Episode 546:

Cameron 34:40

Dave: “question for the show. I just noticed that large proportion dividends contribute to total return, around 60% for the dummy portfolio. For me it’s higher, nearly 80%. This surprised me as I’d always assumed capital returns would do the heavy lifting. I’d love to know TK’s longer-term proportion. Do capital gains eventually make the bigger impact over a longer period, or should we be placing a heavier emphasis on dividend payers? Dave.”

Tony  36:23

So, if we look at the portfolio now, Dave’s correct about dividends being better big contributors. But our portfolio has come off since about September last year, since the iron ore price decreased, so they’re having their day at the moment. But my experience is that they generally sit at about a quarter of the benefit of the performance of the portfolio.

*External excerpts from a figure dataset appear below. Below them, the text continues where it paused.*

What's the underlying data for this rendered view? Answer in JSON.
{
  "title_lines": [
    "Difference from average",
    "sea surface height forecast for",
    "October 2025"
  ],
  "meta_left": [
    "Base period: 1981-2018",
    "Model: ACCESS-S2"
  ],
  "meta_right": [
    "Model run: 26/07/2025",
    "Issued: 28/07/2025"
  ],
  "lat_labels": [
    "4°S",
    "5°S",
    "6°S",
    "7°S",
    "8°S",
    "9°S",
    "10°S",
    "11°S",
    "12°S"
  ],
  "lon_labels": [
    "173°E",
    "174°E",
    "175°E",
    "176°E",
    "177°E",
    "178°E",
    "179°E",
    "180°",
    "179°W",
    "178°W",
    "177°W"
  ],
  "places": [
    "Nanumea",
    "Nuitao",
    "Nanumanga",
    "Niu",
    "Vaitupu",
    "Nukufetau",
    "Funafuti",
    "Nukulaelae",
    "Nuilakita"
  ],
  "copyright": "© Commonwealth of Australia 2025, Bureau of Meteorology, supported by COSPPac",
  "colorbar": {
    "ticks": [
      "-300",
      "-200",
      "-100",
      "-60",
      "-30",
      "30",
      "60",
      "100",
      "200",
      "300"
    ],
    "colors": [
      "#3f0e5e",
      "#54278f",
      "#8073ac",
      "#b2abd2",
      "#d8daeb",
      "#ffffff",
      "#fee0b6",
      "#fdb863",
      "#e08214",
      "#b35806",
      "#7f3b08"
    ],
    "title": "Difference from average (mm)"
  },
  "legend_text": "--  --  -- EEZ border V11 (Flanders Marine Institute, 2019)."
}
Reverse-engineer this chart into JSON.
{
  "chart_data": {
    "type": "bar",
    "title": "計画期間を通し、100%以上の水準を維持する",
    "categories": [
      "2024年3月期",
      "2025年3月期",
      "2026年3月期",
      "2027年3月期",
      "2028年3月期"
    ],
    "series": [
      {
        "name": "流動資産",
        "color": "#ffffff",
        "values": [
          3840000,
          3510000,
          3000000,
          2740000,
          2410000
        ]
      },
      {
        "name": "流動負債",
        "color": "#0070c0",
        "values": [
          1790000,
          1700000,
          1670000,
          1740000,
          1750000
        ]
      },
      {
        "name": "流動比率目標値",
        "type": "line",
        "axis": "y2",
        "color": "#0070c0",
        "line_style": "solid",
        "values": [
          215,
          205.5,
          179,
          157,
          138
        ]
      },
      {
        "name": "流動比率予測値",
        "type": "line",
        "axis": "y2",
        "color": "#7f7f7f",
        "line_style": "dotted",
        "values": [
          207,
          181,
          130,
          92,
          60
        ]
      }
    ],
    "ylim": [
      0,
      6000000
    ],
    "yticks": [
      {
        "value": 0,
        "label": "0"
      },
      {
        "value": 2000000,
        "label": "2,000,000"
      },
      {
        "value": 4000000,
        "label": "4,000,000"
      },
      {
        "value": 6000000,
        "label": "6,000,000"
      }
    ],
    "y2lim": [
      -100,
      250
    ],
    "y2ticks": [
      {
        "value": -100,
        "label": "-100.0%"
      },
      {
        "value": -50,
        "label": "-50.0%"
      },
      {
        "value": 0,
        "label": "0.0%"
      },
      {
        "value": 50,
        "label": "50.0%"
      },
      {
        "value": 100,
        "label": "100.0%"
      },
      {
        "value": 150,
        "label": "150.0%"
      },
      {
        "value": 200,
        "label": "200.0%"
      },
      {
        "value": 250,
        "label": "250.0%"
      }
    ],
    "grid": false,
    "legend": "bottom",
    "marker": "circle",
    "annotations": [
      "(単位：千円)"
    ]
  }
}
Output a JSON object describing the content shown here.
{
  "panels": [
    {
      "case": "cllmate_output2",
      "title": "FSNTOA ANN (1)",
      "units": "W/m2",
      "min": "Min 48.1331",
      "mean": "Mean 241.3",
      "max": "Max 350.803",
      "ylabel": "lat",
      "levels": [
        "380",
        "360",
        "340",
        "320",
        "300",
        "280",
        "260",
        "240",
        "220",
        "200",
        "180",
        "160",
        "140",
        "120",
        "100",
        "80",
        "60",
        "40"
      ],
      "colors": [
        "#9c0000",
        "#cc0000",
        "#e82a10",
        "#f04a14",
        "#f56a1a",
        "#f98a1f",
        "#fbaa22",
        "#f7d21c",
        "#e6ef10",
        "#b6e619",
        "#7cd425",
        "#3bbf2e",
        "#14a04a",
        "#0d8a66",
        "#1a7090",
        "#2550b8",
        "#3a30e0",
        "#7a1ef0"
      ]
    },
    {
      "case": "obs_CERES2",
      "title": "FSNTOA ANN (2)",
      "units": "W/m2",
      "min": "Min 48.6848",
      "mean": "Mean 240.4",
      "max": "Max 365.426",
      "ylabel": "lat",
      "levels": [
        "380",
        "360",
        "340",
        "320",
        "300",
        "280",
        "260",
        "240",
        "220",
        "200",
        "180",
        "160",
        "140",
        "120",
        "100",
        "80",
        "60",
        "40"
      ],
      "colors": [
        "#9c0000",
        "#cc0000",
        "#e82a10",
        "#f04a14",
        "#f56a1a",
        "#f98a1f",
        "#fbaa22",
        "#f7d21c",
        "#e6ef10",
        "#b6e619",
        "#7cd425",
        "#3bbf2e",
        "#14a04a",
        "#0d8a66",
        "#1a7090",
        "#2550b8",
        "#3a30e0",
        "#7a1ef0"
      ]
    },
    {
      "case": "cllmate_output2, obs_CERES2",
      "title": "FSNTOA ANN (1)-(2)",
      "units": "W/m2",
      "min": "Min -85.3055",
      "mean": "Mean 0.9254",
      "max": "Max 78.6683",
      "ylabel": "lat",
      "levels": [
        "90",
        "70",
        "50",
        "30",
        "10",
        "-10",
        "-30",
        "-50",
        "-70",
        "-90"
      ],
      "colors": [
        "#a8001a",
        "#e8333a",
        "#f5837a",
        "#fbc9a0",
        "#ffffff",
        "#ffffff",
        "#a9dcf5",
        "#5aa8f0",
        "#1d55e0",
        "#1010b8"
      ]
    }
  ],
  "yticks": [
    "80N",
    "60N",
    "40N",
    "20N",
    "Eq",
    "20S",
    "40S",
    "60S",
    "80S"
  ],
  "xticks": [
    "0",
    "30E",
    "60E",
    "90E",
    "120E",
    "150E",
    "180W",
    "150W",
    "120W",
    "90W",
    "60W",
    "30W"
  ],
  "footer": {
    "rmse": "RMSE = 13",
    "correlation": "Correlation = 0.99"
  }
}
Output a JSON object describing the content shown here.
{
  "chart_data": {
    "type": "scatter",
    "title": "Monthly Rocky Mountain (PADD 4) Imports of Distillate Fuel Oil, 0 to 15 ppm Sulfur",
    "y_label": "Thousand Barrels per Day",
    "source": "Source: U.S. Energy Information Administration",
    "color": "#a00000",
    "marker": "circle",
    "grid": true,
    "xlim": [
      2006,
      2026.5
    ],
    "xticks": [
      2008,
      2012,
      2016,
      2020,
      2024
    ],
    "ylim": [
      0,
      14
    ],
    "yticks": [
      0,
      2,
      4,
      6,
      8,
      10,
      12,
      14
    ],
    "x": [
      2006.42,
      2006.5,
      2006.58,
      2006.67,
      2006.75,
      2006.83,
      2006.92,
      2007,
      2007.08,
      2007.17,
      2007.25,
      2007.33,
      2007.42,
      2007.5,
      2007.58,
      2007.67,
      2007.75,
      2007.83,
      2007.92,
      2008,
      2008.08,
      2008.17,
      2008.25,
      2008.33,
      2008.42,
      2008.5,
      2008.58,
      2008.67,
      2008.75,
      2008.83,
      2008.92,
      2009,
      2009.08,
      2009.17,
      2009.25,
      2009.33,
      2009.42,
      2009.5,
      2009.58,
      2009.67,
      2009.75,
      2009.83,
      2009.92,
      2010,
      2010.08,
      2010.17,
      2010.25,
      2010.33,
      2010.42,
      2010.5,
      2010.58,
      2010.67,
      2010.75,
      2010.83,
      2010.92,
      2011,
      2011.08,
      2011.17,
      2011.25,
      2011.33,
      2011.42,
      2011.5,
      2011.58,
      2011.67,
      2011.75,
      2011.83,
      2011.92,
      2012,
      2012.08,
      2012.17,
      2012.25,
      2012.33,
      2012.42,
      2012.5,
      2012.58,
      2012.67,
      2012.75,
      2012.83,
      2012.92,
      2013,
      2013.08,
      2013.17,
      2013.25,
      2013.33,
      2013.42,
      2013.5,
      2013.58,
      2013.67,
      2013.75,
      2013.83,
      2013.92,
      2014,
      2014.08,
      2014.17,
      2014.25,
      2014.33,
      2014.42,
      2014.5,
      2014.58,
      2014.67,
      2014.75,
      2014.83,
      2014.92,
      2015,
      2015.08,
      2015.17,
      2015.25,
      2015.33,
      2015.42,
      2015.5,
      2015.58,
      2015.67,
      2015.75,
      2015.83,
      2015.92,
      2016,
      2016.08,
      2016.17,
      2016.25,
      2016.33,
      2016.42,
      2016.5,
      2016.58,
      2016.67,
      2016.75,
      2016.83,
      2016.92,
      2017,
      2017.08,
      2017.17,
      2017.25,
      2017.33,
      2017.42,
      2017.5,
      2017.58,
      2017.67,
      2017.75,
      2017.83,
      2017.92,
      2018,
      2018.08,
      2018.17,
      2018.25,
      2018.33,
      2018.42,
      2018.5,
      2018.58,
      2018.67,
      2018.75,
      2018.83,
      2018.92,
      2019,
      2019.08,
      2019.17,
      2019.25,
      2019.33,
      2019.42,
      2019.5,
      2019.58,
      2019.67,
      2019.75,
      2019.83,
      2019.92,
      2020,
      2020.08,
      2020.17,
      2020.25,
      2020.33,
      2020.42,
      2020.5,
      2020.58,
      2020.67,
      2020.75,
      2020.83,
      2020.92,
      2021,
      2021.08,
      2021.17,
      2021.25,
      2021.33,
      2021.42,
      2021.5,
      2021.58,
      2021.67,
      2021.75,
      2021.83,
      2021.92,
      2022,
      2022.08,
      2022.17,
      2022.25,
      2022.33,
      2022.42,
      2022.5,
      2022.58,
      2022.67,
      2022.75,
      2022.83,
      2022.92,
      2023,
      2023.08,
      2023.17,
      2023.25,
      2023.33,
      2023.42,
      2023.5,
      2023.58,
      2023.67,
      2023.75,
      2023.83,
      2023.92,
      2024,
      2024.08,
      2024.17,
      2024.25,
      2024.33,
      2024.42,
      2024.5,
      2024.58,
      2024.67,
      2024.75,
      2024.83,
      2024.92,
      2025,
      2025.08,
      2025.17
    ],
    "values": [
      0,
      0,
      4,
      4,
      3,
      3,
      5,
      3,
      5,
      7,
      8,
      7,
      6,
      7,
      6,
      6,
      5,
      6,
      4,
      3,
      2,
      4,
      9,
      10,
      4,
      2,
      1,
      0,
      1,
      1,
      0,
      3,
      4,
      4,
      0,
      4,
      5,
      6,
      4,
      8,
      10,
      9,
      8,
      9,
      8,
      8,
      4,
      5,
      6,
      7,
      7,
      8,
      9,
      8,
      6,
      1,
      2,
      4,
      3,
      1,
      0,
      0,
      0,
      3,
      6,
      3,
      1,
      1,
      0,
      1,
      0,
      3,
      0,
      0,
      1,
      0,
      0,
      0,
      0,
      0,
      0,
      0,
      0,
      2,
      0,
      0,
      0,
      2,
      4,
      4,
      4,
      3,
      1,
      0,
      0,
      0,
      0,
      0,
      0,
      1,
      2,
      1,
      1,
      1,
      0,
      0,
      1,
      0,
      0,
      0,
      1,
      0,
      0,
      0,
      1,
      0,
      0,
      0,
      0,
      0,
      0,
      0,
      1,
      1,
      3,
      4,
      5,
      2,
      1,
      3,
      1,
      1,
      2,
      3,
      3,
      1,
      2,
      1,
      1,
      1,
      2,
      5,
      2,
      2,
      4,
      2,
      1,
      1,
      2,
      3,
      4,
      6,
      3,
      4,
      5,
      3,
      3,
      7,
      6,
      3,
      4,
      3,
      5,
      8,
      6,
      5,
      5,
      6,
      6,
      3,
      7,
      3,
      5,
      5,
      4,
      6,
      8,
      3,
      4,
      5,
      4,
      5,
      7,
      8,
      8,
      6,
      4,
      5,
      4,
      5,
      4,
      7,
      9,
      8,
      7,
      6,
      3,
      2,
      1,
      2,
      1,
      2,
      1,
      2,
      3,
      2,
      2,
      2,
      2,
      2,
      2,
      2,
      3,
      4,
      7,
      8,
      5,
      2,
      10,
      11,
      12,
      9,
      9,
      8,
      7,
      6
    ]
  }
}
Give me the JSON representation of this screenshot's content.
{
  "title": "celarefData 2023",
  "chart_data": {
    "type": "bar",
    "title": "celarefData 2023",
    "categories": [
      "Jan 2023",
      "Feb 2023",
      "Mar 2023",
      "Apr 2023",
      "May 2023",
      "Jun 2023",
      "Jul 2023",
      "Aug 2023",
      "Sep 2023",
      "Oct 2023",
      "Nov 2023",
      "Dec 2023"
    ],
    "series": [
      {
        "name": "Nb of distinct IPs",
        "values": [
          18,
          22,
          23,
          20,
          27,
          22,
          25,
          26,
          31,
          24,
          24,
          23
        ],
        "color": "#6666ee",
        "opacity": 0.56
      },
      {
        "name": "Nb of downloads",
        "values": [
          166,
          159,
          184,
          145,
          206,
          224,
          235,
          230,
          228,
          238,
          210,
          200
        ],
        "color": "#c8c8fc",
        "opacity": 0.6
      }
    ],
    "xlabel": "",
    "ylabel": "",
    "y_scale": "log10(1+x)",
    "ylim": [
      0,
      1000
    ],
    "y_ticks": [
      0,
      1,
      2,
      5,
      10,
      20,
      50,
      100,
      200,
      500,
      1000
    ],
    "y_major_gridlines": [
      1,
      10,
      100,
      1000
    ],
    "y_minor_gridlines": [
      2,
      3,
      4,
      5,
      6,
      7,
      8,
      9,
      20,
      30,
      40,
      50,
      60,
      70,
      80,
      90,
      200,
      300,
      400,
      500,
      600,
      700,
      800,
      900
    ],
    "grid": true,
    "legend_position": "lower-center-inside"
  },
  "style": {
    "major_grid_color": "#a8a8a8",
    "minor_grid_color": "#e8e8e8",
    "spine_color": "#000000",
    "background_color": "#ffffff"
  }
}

And that could be just for me, because it’d be different for a buy and hold investor, but I do tend to turn my portfolio over every one or two years. So, generally, the dividend component of the portfolio, or contribution to the portfolio, is about the yield, which is going to be around sort of 3 or 4% on average. That might raise a little bit if I hold on to a stock for a couple of years. As the stock goes up the dividends will too, but not much more than that. So, it’s just a situation that we’re dealing with a three- or four-year-old portfolio in the dummy portfolio, and the last six to twelve months the capital return has come down, so dividends are shining at the moment. But over the longer term, most of the uplift comes from the capital gain.